O ministro também afirmou que não cabe ao TSE o protagonismo no combate à disseminação de notícias falsas nas eleições. “O protagonista do combate às fake news precisará ser as plataformas tecnológicas, com participação da imprensa, das empresas de checagem de fatos, e da própria população. O papel do TSE é meramente subsidiário”, disse.

Ele admitiu, no entanto, que o Tribunal Superior Eleitoral poderá solicitar o compartilhamento de informações do chamado ‘inquérito das fake news’, que corre em sigilo no STF para apurar ofensas, ameaças e notícias falsas contra os ministros da Corte e seus familiares.

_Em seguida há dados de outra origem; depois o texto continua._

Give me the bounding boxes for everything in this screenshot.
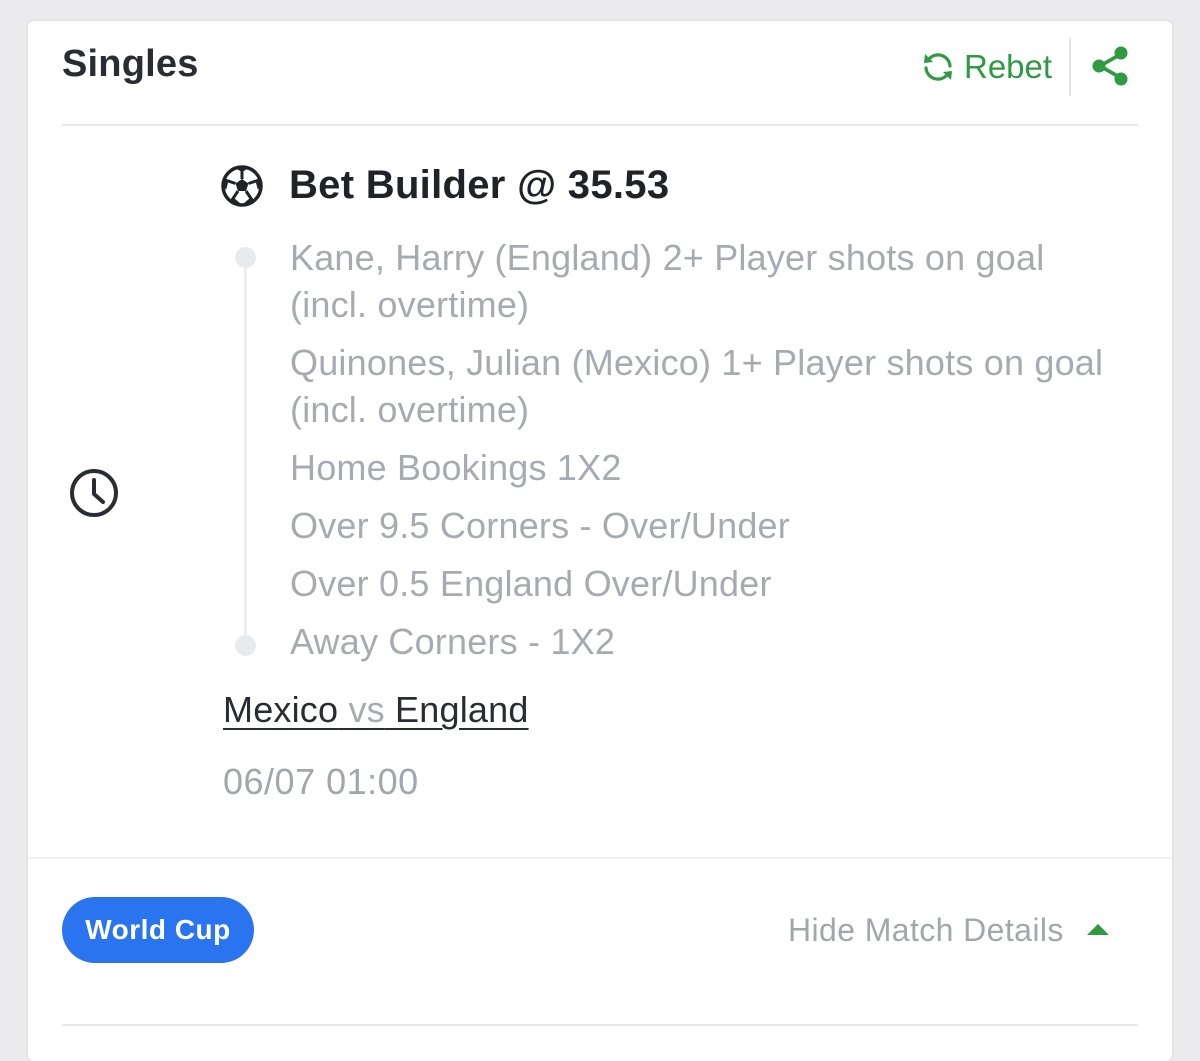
toggle-label: Hide Match Details (788, 911, 1064, 948)
rebet-label: Rebet (964, 48, 1053, 85)
match-link[interactable]: Mexico vs England (223, 689, 529, 731)
competition-badge[interactable]: World Cup (62, 897, 254, 963)
share-icon (1088, 46, 1134, 93)
rebet-button[interactable]: Rebet (920, 45, 1052, 89)
bottom-divider (62, 1024, 1138, 1026)
bet-leg: Home Bookings 1X2 (290, 447, 622, 488)
hide-match-details-toggle[interactable]: Hide Match Details (788, 907, 1110, 953)
bet-heading: Bet Builder @ 35.53 (220, 163, 669, 208)
timeline-start-dot (235, 247, 256, 268)
soccer-ball-icon (220, 164, 264, 208)
bet-title: Bet Builder @ 35.53 (289, 163, 670, 207)
vs-separator: vs (348, 689, 385, 730)
clock-icon (68, 467, 120, 519)
bet-leg: Kane, Harry (England) 2+ Player shots on… (290, 237, 1045, 325)
bet-legs-list: Kane, Harry (England) 2+ Player shots on… (290, 234, 1130, 676)
bet-leg: Over 9.5 Corners - Over/Under (290, 505, 790, 546)
bet-leg: Away Corners - 1X2 (290, 621, 616, 662)
home-team: Mexico (223, 689, 339, 730)
caret-up-icon (1064, 923, 1110, 937)
bet-leg: Over 0.5 England Over/Under (290, 563, 772, 604)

Barroso também adiantou que sua gestão à frente do Tribunal Superior Eleitoral, em sucessão à ministra Rosa Weber, buscará aprimorar o sistema de prestação de contas eleitorais. O ministro afirmou que a equipe já está discutindo propostas para levar ao Congresso. Entre elas, um modelo semelhante ao imposto de renda, cuja avaliação das contas é feita por programas de inteligência artificial. Independente do mecanismo escolhido, a mudança abrangerá a prestação de contas de partidos, candidatos e dos fundos partidário e eleitoral, segundo o ministro.